There have been construction setbacks and delays while families rented homes and waited to return to their neighborhood. It was eight months before the first family moved back in. Only one family decided not to return. And now only five families still wait for construction on their homes to be completed.
“We are on our fourth insurance adjuster now,” said Brian Oliver, whose home is still being rebuilt. “But once you are through with the insurance company, then it’s on to the rebuilding and other kinds of stress. It doesn’t seem to end.
“We hope to be able to move back in the 29th,” he added. “But I’m sure it will be pushed back to January. There are always delays.”

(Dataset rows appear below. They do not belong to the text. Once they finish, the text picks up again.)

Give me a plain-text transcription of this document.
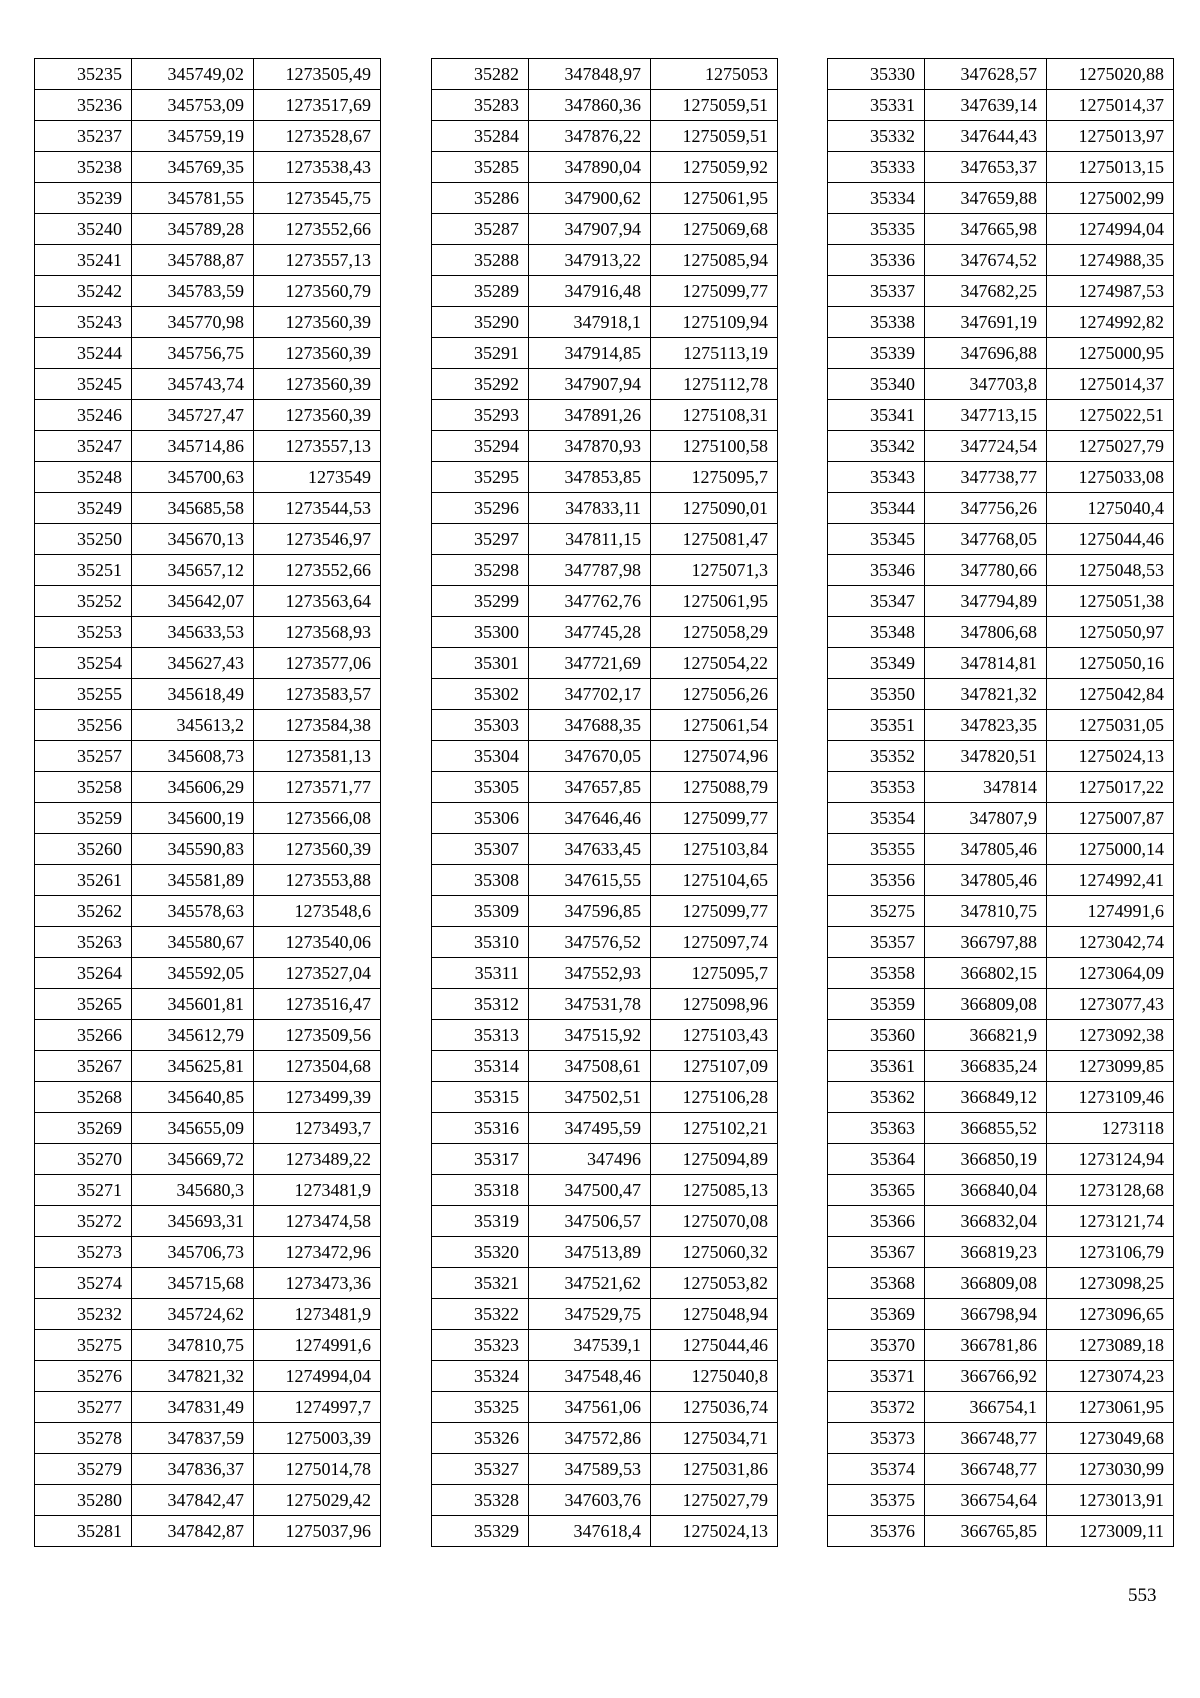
35235	345749,02	1273505,49
35236	345753,09	1273517,69
35237	345759,19	1273528,67
35238	345769,35	1273538,43
35239	345781,55	1273545,75
35240	345789,28	1273552,66
35241	345788,87	1273557,13
35242	345783,59	1273560,79
35243	345770,98	1273560,39
35244	345756,75	1273560,39
35245	345743,74	1273560,39
35246	345727,47	1273560,39
35247	345714,86	1273557,13
35248	345700,63	1273549
35249	345685,58	1273544,53
35250	345670,13	1273546,97
35251	345657,12	1273552,66
35252	345642,07	1273563,64
35253	345633,53	1273568,93
35254	345627,43	1273577,06
35255	345618,49	1273583,57
35256	345613,2	1273584,38
35257	345608,73	1273581,13
35258	345606,29	1273571,77
35259	345600,19	1273566,08
35260	345590,83	1273560,39
35261	345581,89	1273553,88
35262	345578,63	1273548,6
35263	345580,67	1273540,06
35264	345592,05	1273527,04
35265	345601,81	1273516,47
35266	345612,79	1273509,56
35267	345625,81	1273504,68
35268	345640,85	1273499,39
35269	345655,09	1273493,7
35270	345669,72	1273489,22
35271	345680,3	1273481,9
35272	345693,31	1273474,58
35273	345706,73	1273472,96
35274	345715,68	1273473,36
35232	345724,62	1273481,9
35275	347810,75	1274991,6
35276	347821,32	1274994,04
35277	347831,49	1274997,7
35278	347837,59	1275003,39
35279	347836,37	1275014,78
35280	347842,47	1275029,42
35281	347842,87	1275037,96
35282	347848,97	1275053
35283	347860,36	1275059,51
35284	347876,22	1275059,51
35285	347890,04	1275059,92
35286	347900,62	1275061,95
35287	347907,94	1275069,68
35288	347913,22	1275085,94
35289	347916,48	1275099,77
35290	347918,1	1275109,94
35291	347914,85	1275113,19
35292	347907,94	1275112,78
35293	347891,26	1275108,31
35294	347870,93	1275100,58
35295	347853,85	1275095,7
35296	347833,11	1275090,01
35297	347811,15	1275081,47
35298	347787,98	1275071,3
35299	347762,76	1275061,95
35300	347745,28	1275058,29
35301	347721,69	1275054,22
35302	347702,17	1275056,26
35303	347688,35	1275061,54
35304	347670,05	1275074,96
35305	347657,85	1275088,79
35306	347646,46	1275099,77
35307	347633,45	1275103,84
35308	347615,55	1275104,65
35309	347596,85	1275099,77
35310	347576,52	1275097,74
35311	347552,93	1275095,7
35312	347531,78	1275098,96
35313	347515,92	1275103,43
35314	347508,61	1275107,09
35315	347502,51	1275106,28
35316	347495,59	1275102,21
35317	347496	1275094,89
35318	347500,47	1275085,13
35319	347506,57	1275070,08
35320	347513,89	1275060,32
35321	347521,62	1275053,82
35322	347529,75	1275048,94
35323	347539,1	1275044,46
35324	347548,46	1275040,8
35325	347561,06	1275036,74
35326	347572,86	1275034,71
35327	347589,53	1275031,86
35328	347603,76	1275027,79
35329	347618,4	1275024,13
35330	347628,57	1275020,88
35331	347639,14	1275014,37
35332	347644,43	1275013,97
35333	347653,37	1275013,15
35334	347659,88	1275002,99
35335	347665,98	1274994,04
35336	347674,52	1274988,35
35337	347682,25	1274987,53
35338	347691,19	1274992,82
35339	347696,88	1275000,95
35340	347703,8	1275014,37
35341	347713,15	1275022,51
35342	347724,54	1275027,79
35343	347738,77	1275033,08
35344	347756,26	1275040,4
35345	347768,05	1275044,46
35346	347780,66	1275048,53
35347	347794,89	1275051,38
35348	347806,68	1275050,97
35349	347814,81	1275050,16
35350	347821,32	1275042,84
35351	347823,35	1275031,05
35352	347820,51	1275024,13
35353	347814	1275017,22
35354	347807,9	1275007,87
35355	347805,46	1275000,14
35356	347805,46	1274992,41
35275	347810,75	1274991,6
35357	366797,88	1273042,74
35358	366802,15	1273064,09
35359	366809,08	1273077,43
35360	366821,9	1273092,38
35361	366835,24	1273099,85
35362	366849,12	1273109,46
35363	366855,52	1273118
35364	366850,19	1273124,94
35365	366840,04	1273128,68
35366	366832,04	1273121,74
35367	366819,23	1273106,79
35368	366809,08	1273098,25
35369	366798,94	1273096,65
35370	366781,86	1273089,18
35371	366766,92	1273074,23
35372	366754,1	1273061,95
35373	366748,77	1273049,68
35374	366748,77	1273030,99
35375	366754,64	1273013,91
35376	366765,85	1273009,11
553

Work on Eric and Linda Struthoff’s home is two to three months away from completion. They live in a rented home nearby and make almost daily visits to the construction site to check the progress. After the foundation slab was poured and the first framework went up, they brought chairs with them one evening and sat in what would one day be their den. “It made us feel more at home than where we are living now,” Linda Struthoff said.
It was out of the shared uncertainty of the future that bonds were formed among the residents on Beaufait. In the past year, there have been monthly brunches at residents’ homes that were undamaged by the fire. Neighbors have traded advice ranging from dealing with insurance adjusters to renting furniture.

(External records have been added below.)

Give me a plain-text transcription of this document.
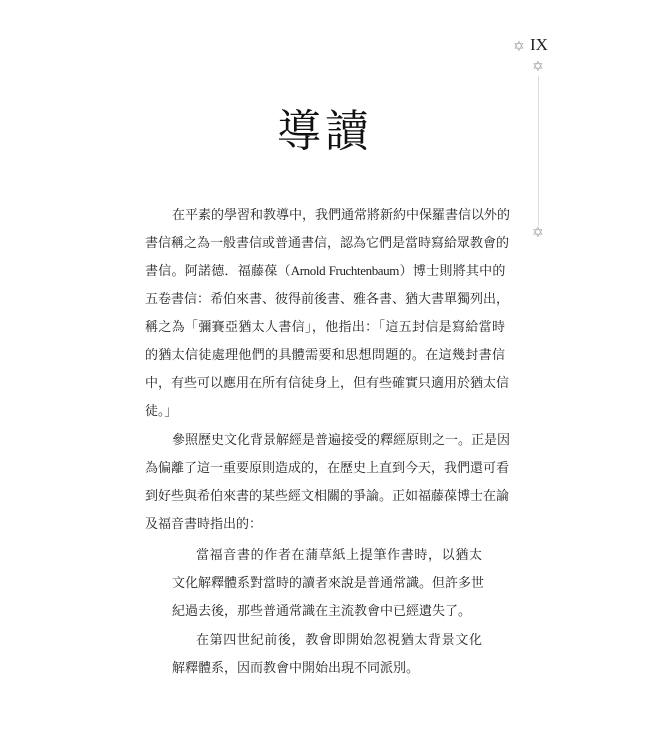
導讀
✡ IX
✡
✡
在平素的學習和教導中，我們通常將新約中保羅書信以外的
書信稱之為一般書信或普通書信，認為它們是當時寫給眾教會的
書信。阿諾德．福藤葆（Arnold Fruchtenbaum）博士則將其中的
五卷書信：希伯來書、彼得前後書、雅各書、猶大書單獨列出，
稱之為「彌賽亞猶太人書信」，他指出：「這五封信是寫給當時
的猶太信徒處理他們的具體需要和思想問題的。在這幾封書信
中，有些可以應用在所有信徒身上，但有些確實只適用於猶太信
徒。」
參照歷史文化背景解經是普遍接受的釋經原則之一。正是因
為偏離了這一重要原則造成的，在歷史上直到今天，我們還可看
到好些與希伯來書的某些經文相關的爭論。正如福藤葆博士在論
及福音書時指出的：
當福音書的作者在蒲草紙上提筆作書時，以猶太
文化解釋體系對當時的讀者來說是普通常識。但許多世
紀過去後，那些普通常識在主流教會中已經遺失了。
在第四世紀前後，教會即開始忽視猶太背景文化
解釋體系，因而教會中開始出現不同派別。
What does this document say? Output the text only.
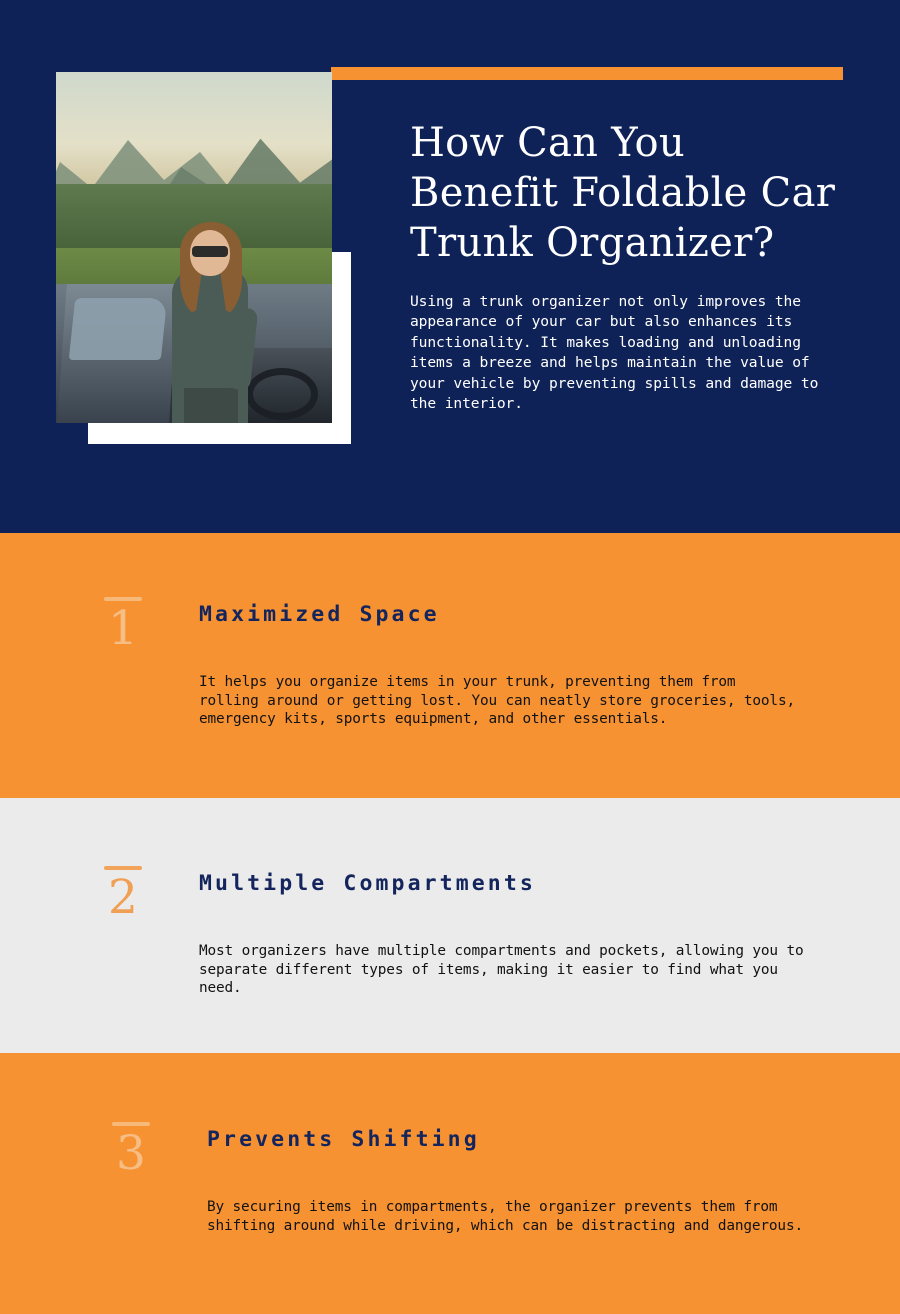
How Can You Benefit Foldable Car Trunk Organizer?

Using a trunk organizer not only improves the appearance of your car but also enhances its functionality. It makes loading and unloading items a breeze and helps maintain the value of your vehicle by preventing spills and damage to the interior.

1	Maximized Space

It helps you organize items in your trunk, preventing them from rolling around or getting lost. You can neatly store groceries, tools, emergency kits, sports equipment, and other essentials.

2	Multiple Compartments

Most organizers have multiple compartments and pockets, allowing you to separate different types of items, making it easier to find what you need.

3	Prevents Shifting

By securing items in compartments, the organizer prevents them from shifting around while driving, which can be distracting and dangerous.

“It was a frightening time for everybody,” Linda Struthoff said. “Some lost a lot. Some lost everything. Some just lost a tree. But everyone was thrown into this situation without any choice. Nobody had a clue to what to do at first. But the whole neighborhood pulled together.”

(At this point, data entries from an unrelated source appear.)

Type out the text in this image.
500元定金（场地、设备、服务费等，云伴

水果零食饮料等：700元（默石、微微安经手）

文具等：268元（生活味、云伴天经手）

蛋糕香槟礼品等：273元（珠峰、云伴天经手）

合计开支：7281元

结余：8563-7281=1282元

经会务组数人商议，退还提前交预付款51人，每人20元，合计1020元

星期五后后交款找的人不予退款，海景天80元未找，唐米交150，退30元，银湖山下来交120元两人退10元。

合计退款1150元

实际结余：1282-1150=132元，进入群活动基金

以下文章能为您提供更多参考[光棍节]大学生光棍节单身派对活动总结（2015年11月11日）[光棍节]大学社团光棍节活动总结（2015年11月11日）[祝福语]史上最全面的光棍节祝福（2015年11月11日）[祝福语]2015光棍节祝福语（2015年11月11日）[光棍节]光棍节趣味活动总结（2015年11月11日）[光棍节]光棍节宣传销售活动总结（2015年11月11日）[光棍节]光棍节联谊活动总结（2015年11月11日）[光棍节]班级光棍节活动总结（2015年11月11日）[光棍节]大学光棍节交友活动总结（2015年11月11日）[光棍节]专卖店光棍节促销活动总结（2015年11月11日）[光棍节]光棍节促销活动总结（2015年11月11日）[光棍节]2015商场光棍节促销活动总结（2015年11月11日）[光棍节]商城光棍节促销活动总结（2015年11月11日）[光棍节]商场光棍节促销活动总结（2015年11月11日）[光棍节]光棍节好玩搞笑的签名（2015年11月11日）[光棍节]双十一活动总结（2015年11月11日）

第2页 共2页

The neighbors believe the closeness will last long after the physical scars of the fire are gone.
Linda Pogacnik, a resident whose home was not damaged, helped organize neighborhood get-togethers. She and her husband, Hank, were considering moving from the neighborhood before the fire struck. Since then, they have decided against the move because of the neighborhood unity.
“Most of us did not know each other before the fire,” she said. “Now we are so close. We finally started meeting after 18 years.”
But even with the support of friends and neighbors, some residents are finding it difficult to return to the lives they enjoyed before the fire.
“There has been terrible stress,” said Oliver. “The mental adjustments, the dealing with the hassles, have been the hardest to take. It has been like a year without a home. We have a rented house with rented furniture but that’s not a home. We never put up pictures on the walls. We never unpacked the boxes of what few belongings we salvaged after the fire.
“It’s been like living out of a suitcase. It gets depressing.”
Those who have already rebuilt their homes or are waiting for construction to be completed said the decision to return to the neighborhood came easily, despite the delays and the prospect that a quirk of nature could bring another devastating fire at any time.
“I figure that fires like this come about every 20 years,” Oliver said. “So I think we’ll have a lot of good years before it happens again.”
“We have always loved the canyon and the hills,” added Linda Struthoff. “We know it could happen again but we want to come back. This is our home.”
Still, the dreadful memory of the fire and the fear that came with it has brought changes.
Last month, just a few days after Ann Friedman, her husband and two sons moved into their rebuilt home, a brush fire broke out in the hills above Sylmar. Friedman got the word from a neighbor who called. She then ran across the street and up the stairs of an empty house still being rebuilt. From the top floor, she could see across Aliso Canyon and spotted the smoke above Sylmar.
Friedman ran back to her home and began gathering up legal documents, important papers and photographs--things she did not have the time to save when the fire struck last December. This time she was ready to evacuate. But she need not have bothered. The fire never came close.
“It was weird,” she said. “I started freaking out. It was like, ‘here we go again.’ I ran around and got ready and the fire was probably 10 miles away.”